こらぼでほすと HGP
さすがに疲れてきて、ずるずると、そのまま座り込む。これだけの騒ぎに巻き込まれると、体力と神経の限界も早いらしい。くるくると世界が廻りだした。太陽光直撃だったと後悔したが、すでに遅い。
「おいっっ、ロックオン? おいおい、おまえらー、ママが倒れたぞー。」
マーズが慌てて、大声を上げると、三人がぴたっと一時停止した。八戒が、診察するまでもなく、これは日射病だ。小一時間、散歩して、そのまま晴天の下で騒ぎに巻き込まれてしまったわけで、さすがに、限界だろう。

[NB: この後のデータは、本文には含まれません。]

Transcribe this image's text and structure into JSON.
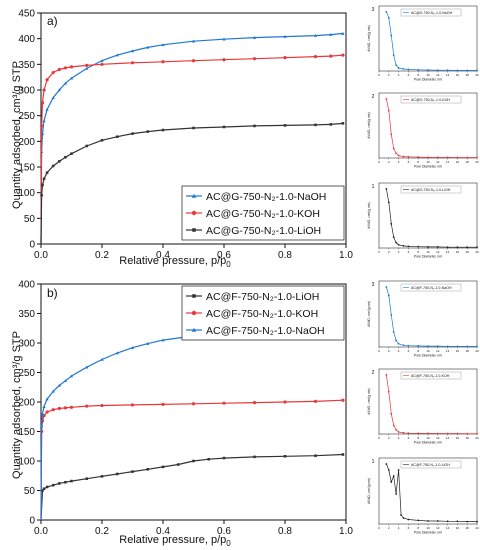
{
  "figure": "Nitrogen adsorption isotherms with pore size distribution insets",
  "chart_data": [
    {
      "id": "a-main",
      "type": "line",
      "panel_label": "a)",
      "xlabel_main": "Relative pressure, p/p",
      "xlabel_sub": "0",
      "ylabel": "Quantity adsorbed, cm³/g STP",
      "xlim": [
        0,
        1.0
      ],
      "ylim": [
        0,
        450
      ],
      "x_ticks": [
        "0.0",
        "0.2",
        "0.4",
        "0.6",
        "0.8",
        "1.0"
      ],
      "y_ticks": [
        "0",
        "50",
        "100",
        "150",
        "200",
        "250",
        "300",
        "350",
        "400",
        "450"
      ],
      "legend_position": "bottom-right",
      "series": [
        {
          "name": "AC@G-750-N₂-1.0-NaOH",
          "color": "#1f77d4",
          "marker": "triangle",
          "x": [
            0,
            0.002,
            0.005,
            0.01,
            0.02,
            0.04,
            0.06,
            0.08,
            0.1,
            0.15,
            0.2,
            0.25,
            0.3,
            0.35,
            0.4,
            0.5,
            0.6,
            0.7,
            0.8,
            0.9,
            0.95,
            0.99
          ],
          "y": [
            0,
            180,
            215,
            240,
            262,
            285,
            300,
            313,
            323,
            342,
            357,
            368,
            376,
            383,
            388,
            395,
            399,
            402,
            404,
            406,
            408,
            410
          ]
        },
        {
          "name": "AC@G-750-N₂-1.0-KOH",
          "color": "#e8383b",
          "marker": "circle",
          "x": [
            0,
            0.002,
            0.005,
            0.01,
            0.02,
            0.04,
            0.06,
            0.08,
            0.1,
            0.15,
            0.2,
            0.3,
            0.4,
            0.5,
            0.6,
            0.7,
            0.8,
            0.9,
            0.95,
            0.99
          ],
          "y": [
            0,
            230,
            275,
            300,
            320,
            334,
            340,
            343,
            345,
            348,
            350,
            353,
            355,
            357,
            359,
            361,
            363,
            365,
            366,
            368
          ]
        },
        {
          "name": "AC@G-750-N₂-1.0-LiOH",
          "color": "#333333",
          "marker": "square",
          "x": [
            0,
            0.002,
            0.005,
            0.01,
            0.02,
            0.04,
            0.06,
            0.08,
            0.1,
            0.15,
            0.2,
            0.25,
            0.3,
            0.35,
            0.4,
            0.5,
            0.6,
            0.7,
            0.8,
            0.9,
            0.95,
            0.99
          ],
          "y": [
            0,
            95,
            115,
            127,
            139,
            152,
            161,
            169,
            176,
            191,
            202,
            209,
            215,
            219,
            222,
            226,
            228,
            230,
            231,
            232,
            233,
            235
          ]
        }
      ]
    },
    {
      "id": "b-main",
      "type": "line",
      "panel_label": "b)",
      "xlabel_main": "Relative pressure, p/p",
      "xlabel_sub": "0",
      "ylabel": "Quantity adsorbed, cm³/g STP",
      "xlim": [
        0,
        1.0
      ],
      "ylim": [
        0,
        400
      ],
      "x_ticks": [
        "0.0",
        "0.2",
        "0.4",
        "0.6",
        "0.8",
        "1.0"
      ],
      "y_ticks": [
        "0",
        "50",
        "100",
        "150",
        "200",
        "250",
        "300",
        "350",
        "400"
      ],
      "legend_position": "top-right",
      "series": [
        {
          "name": "AC@F-750-N₂-1.0-LiOH",
          "color": "#333333",
          "marker": "square",
          "x": [
            0,
            0.005,
            0.01,
            0.02,
            0.04,
            0.06,
            0.08,
            0.1,
            0.15,
            0.2,
            0.25,
            0.3,
            0.35,
            0.4,
            0.45,
            0.5,
            0.55,
            0.6,
            0.7,
            0.8,
            0.9,
            0.99
          ],
          "y": [
            0,
            50,
            53,
            56,
            59,
            62,
            64,
            66,
            70,
            74,
            78,
            82,
            86,
            90,
            94,
            100,
            103,
            105,
            107,
            108,
            109,
            111
          ]
        },
        {
          "name": "AC@F-750-N₂-1.0-KOH",
          "color": "#e8383b",
          "marker": "circle",
          "x": [
            0,
            0.002,
            0.005,
            0.01,
            0.02,
            0.04,
            0.06,
            0.08,
            0.1,
            0.15,
            0.2,
            0.3,
            0.4,
            0.5,
            0.6,
            0.7,
            0.8,
            0.9,
            0.99
          ],
          "y": [
            0,
            150,
            168,
            177,
            183,
            187,
            189,
            190,
            191,
            193,
            194,
            195,
            196,
            197,
            198,
            199,
            200,
            201,
            203
          ]
        },
        {
          "name": "AC@F-750-N₂-1.0-NaOH",
          "color": "#1f77d4",
          "marker": "triangle",
          "x": [
            0,
            0.002,
            0.005,
            0.01,
            0.02,
            0.04,
            0.06,
            0.08,
            0.1,
            0.15,
            0.2,
            0.25,
            0.3,
            0.35,
            0.4,
            0.5,
            0.6,
            0.7,
            0.8,
            0.9,
            0.99
          ],
          "y": [
            0,
            160,
            180,
            192,
            205,
            218,
            228,
            236,
            244,
            259,
            272,
            283,
            292,
            299,
            305,
            312,
            316,
            319,
            322,
            324,
            327
          ]
        }
      ]
    },
    {
      "id": "inset-a3",
      "type": "line",
      "index": "3",
      "legend": "AC@G-750-N₂-1.0-NaOH",
      "color": "#1f77d4",
      "xlabel": "Pore Diameter, nm",
      "ylabel": "dV/dD, cm³/(g nm)",
      "x_ticks": [
        "0",
        "2",
        "4",
        "6",
        "8",
        "10",
        "12",
        "14",
        "16",
        "18",
        "20"
      ],
      "x": [
        1.5,
        2,
        2.5,
        3,
        3.5,
        4,
        5,
        6,
        8,
        10,
        12,
        14,
        16,
        18,
        20
      ],
      "y": [
        0.3,
        0.27,
        0.18,
        0.08,
        0.03,
        0.015,
        0.01,
        0.008,
        0.006,
        0.005,
        0.004,
        0.004,
        0.003,
        0.003,
        0.003
      ]
    },
    {
      "id": "inset-a2",
      "type": "line",
      "index": "2",
      "legend": "AC@G-750-N₂-1.0-KOH",
      "color": "#e8383b",
      "xlabel": "Pore Diameter, nm",
      "ylabel": "dV/dD, cm³/(g nm)",
      "x_ticks": [
        "0",
        "2",
        "4",
        "6",
        "8",
        "10",
        "12",
        "14",
        "16",
        "18",
        "20"
      ],
      "x": [
        1.5,
        2,
        2.5,
        3,
        3.5,
        4,
        5,
        6,
        8,
        10,
        12,
        14,
        16,
        18,
        20
      ],
      "y": [
        0.25,
        0.2,
        0.1,
        0.04,
        0.02,
        0.01,
        0.006,
        0.005,
        0.004,
        0.003,
        0.003,
        0.003,
        0.002,
        0.002,
        0.002
      ]
    },
    {
      "id": "inset-a1",
      "type": "line",
      "index": "1",
      "legend": "AC@G-750-N₂-1.0-LiOH",
      "color": "#222222",
      "xlabel": "Pore Diameter, nm",
      "ylabel": "dV/dD, cm³/(g nm)",
      "x_ticks": [
        "0",
        "2",
        "4",
        "6",
        "8",
        "10",
        "12",
        "14",
        "16",
        "18",
        "20"
      ],
      "x": [
        1.5,
        2,
        2.5,
        3,
        3.5,
        4,
        5,
        6,
        8,
        10,
        12,
        14,
        16,
        18,
        20
      ],
      "y": [
        0.22,
        0.17,
        0.09,
        0.04,
        0.02,
        0.012,
        0.008,
        0.006,
        0.005,
        0.004,
        0.004,
        0.003,
        0.003,
        0.003,
        0.003
      ]
    },
    {
      "id": "inset-b3",
      "type": "line",
      "index": "3",
      "legend": "AC@F-750-N₂-1.0-NaOH",
      "color": "#1f77d4",
      "xlabel": "Pore Diameter, nm",
      "ylabel": "dV/dD, cm³/(g nm)",
      "x_ticks": [
        "0",
        "2",
        "4",
        "6",
        "8",
        "10",
        "12",
        "14",
        "16",
        "18",
        "20"
      ],
      "x": [
        1.5,
        2,
        2.5,
        3,
        3.5,
        4,
        5,
        6,
        8,
        10,
        12,
        14,
        16,
        18,
        20
      ],
      "y": [
        0.28,
        0.24,
        0.15,
        0.07,
        0.03,
        0.015,
        0.008,
        0.006,
        0.005,
        0.004,
        0.004,
        0.003,
        0.003,
        0.003,
        0.003
      ]
    },
    {
      "id": "inset-b2",
      "type": "line",
      "index": "2",
      "legend": "AC@F-750-N₂-1.0-KOH",
      "color": "#e8383b",
      "xlabel": "Pore Diameter, nm",
      "ylabel": "dV/dD, cm³/(g nm)",
      "x_ticks": [
        "0",
        "2",
        "4",
        "6",
        "8",
        "10",
        "12",
        "14",
        "16",
        "18",
        "20"
      ],
      "x": [
        1.5,
        2,
        2.5,
        3,
        3.5,
        4,
        5,
        6,
        8,
        10,
        12,
        14,
        16,
        18,
        20
      ],
      "y": [
        0.35,
        0.25,
        0.12,
        0.05,
        0.025,
        0.012,
        0.007,
        0.005,
        0.004,
        0.004,
        0.003,
        0.003,
        0.003,
        0.002,
        0.002
      ]
    },
    {
      "id": "inset-b1",
      "type": "line",
      "index": "1",
      "legend": "AC@F-750-N₂-1.0-LiOH",
      "color": "#222222",
      "xlabel": "Pore Diameter, nm",
      "ylabel": "dV/dD, cm³/(g nm)",
      "x_ticks": [
        "0",
        "2",
        "4",
        "6",
        "8",
        "10",
        "12",
        "14",
        "16",
        "18",
        "20"
      ],
      "x": [
        1.5,
        2,
        2.5,
        3,
        3.5,
        4,
        4.5,
        5,
        6,
        8,
        10,
        12,
        14,
        16,
        18,
        20
      ],
      "y": [
        0.02,
        0.018,
        0.014,
        0.016,
        0.01,
        0.018,
        0.003,
        0.002,
        0.0015,
        0.0012,
        0.001,
        0.001,
        0.0009,
        0.0009,
        0.0008,
        0.0008
      ]
    }
  ]
}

「別荘に戻って、冷やして水分補給ってとこですかね。・・・マーズさん、そのまま、運んでください。」
「あいよ。ヘルベルト、運転してくれ。ヒルダ、医者だ、医者。」
「わかってるよ、ハイネ、ヘリ。」
「オッケー。悟浄、後はよろしくな。」
連携プレーで、さっさとクルマに乗り込んでしまったものは、そのまま別荘へ戻ってしまった。取り残されたほうは大慌てだ。

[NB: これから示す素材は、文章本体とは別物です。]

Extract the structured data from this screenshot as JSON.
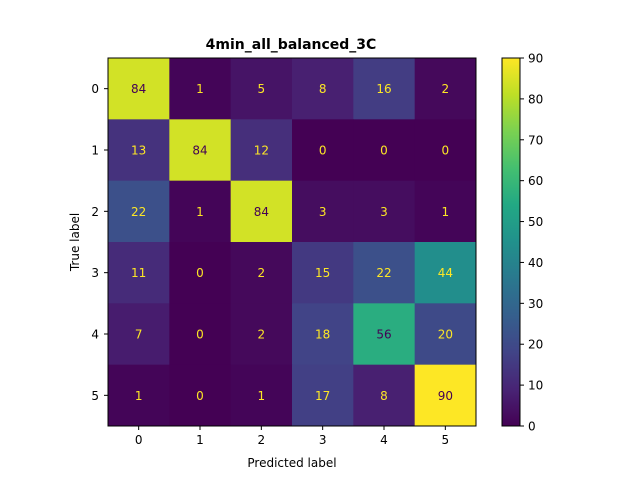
{
  "chart_data": {
    "type": "heatmap",
    "title": "4min_all_balanced_3C",
    "xlabel": "Predicted label",
    "ylabel": "True label",
    "x_categories": [
      "0",
      "1",
      "2",
      "3",
      "4",
      "5"
    ],
    "y_categories": [
      "0",
      "1",
      "2",
      "3",
      "4",
      "5"
    ],
    "values": [
      [
        84,
        1,
        5,
        8,
        16,
        2
      ],
      [
        13,
        84,
        12,
        0,
        0,
        0
      ],
      [
        22,
        1,
        84,
        3,
        3,
        1
      ],
      [
        11,
        0,
        2,
        15,
        22,
        44
      ],
      [
        7,
        0,
        2,
        18,
        56,
        20
      ],
      [
        1,
        0,
        1,
        17,
        8,
        90
      ]
    ],
    "colorscale": "viridis",
    "vmin": 0,
    "vmax": 90,
    "colorbar_ticks": [
      0,
      10,
      20,
      30,
      40,
      50,
      60,
      70,
      80,
      90
    ],
    "grid": false,
    "text_colors": {
      "on_dark": "#fde725",
      "on_light": "#440154"
    }
  }
}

クルマは一台しか残っていない。けど、残っているのは、七人だ。乗り切れる数ではない。まさか、オーナーを置いてけぼりにはできないが・・・と、悟浄が鷹と顔を見合わせていたら、キラが、刹那の肩をぽんと叩いた。
「看病してあげてね。」
「ああ。」
「ラクス、いいよね? 」
「ええ、久しぶりに、ふたりっきりですわね? うふふ。」
「ムウさん、僕とラクスは歩いて戻るから、先にクルマで戻って。」
「いいのか? 」
「いいよ。だって、三人とも、すごい心配してるもん。早くっっ。」
一時停止していた三人は、やっぱり、すごい顔になっていた。いつもなら、ロックオンは昼寝をしている時間だし、水分補給もさせている。それらを、全てすっ飛ばしていたからだ。まだ、ちっとも大丈夫でないのに、ついつい騙されている三人だ。
「後で、三時のおやつセットは届けてね? 悟浄さん。」
「おお、届けてやるよ。じゃあ、とりあえず、先に行くぞ。」
三人を押し込んで、クルマは急発進する。それを見送って、キラとラクスは微笑んだ。あふっと、キラは欠伸をして、ラクスの肩に頭を載せる。
「そろそろ眠れないよ? ラクス。」
「今夜、戻りますわ。」
「あ、御餅食べ損なったね。」
「いえ、それは用意させておりますから、別荘で召し上がってください。あれは、私とキラのお祝いですから。」
「そうなの? なんの? 」
「古代、キラの出身の地域では通い婚というのが主流でした。それは、三日間、毎夜、男の方が、同じ女性の許を通うことで結婚したと看做されたのです。そのお祝いに食べるのが、三日夜餅と言うんですよ。」
「僕たち結婚しちゃった?」
ここ五日ばかり、キラはラクスと同じベッドで就寝していた。ラクスの説明からすれば、立派に婚姻成立だ。ただし、ただ眠っていただけで、それ以外のことはなかった。
「昔風に申しますと、そうなります。」
「でも、ダメだよ? 」
「わかっておりますよ、キラ。私くしが、そう思いたいだけの、ただの遊びです。」
「ごめんね。」
「いいえ、こうやって、キラと過ごせるのですから、私くしは幸せです。」
だから、遊びでいいんですよ? と、ラクスは話を終わらせて、キラの背中に手をやって歩き出す。これ以上に望むと、全部なくしてしまうから、ラクスは、それ以上は望まないようにしている。キラは、大切な友達として自分を想ってくれている。たまに、こうやって、ごっこ遊びでいいから、ふたりっきりで居られればいい。
のんびりと別荘の方向へ歩き出して、ラクスは、思い出してケラケラと笑った。
「私くし、親にも打たれたことはありませんでした。」
「僕、しょっちゅう、ロックオンさんには拳骨食らってるな。」
そして、ふたりして顔を見合わせて、
「しょうがないよね? おかーさんだものね。」
と、笑い出す。結局、行き着く答えは、それしかないのだ。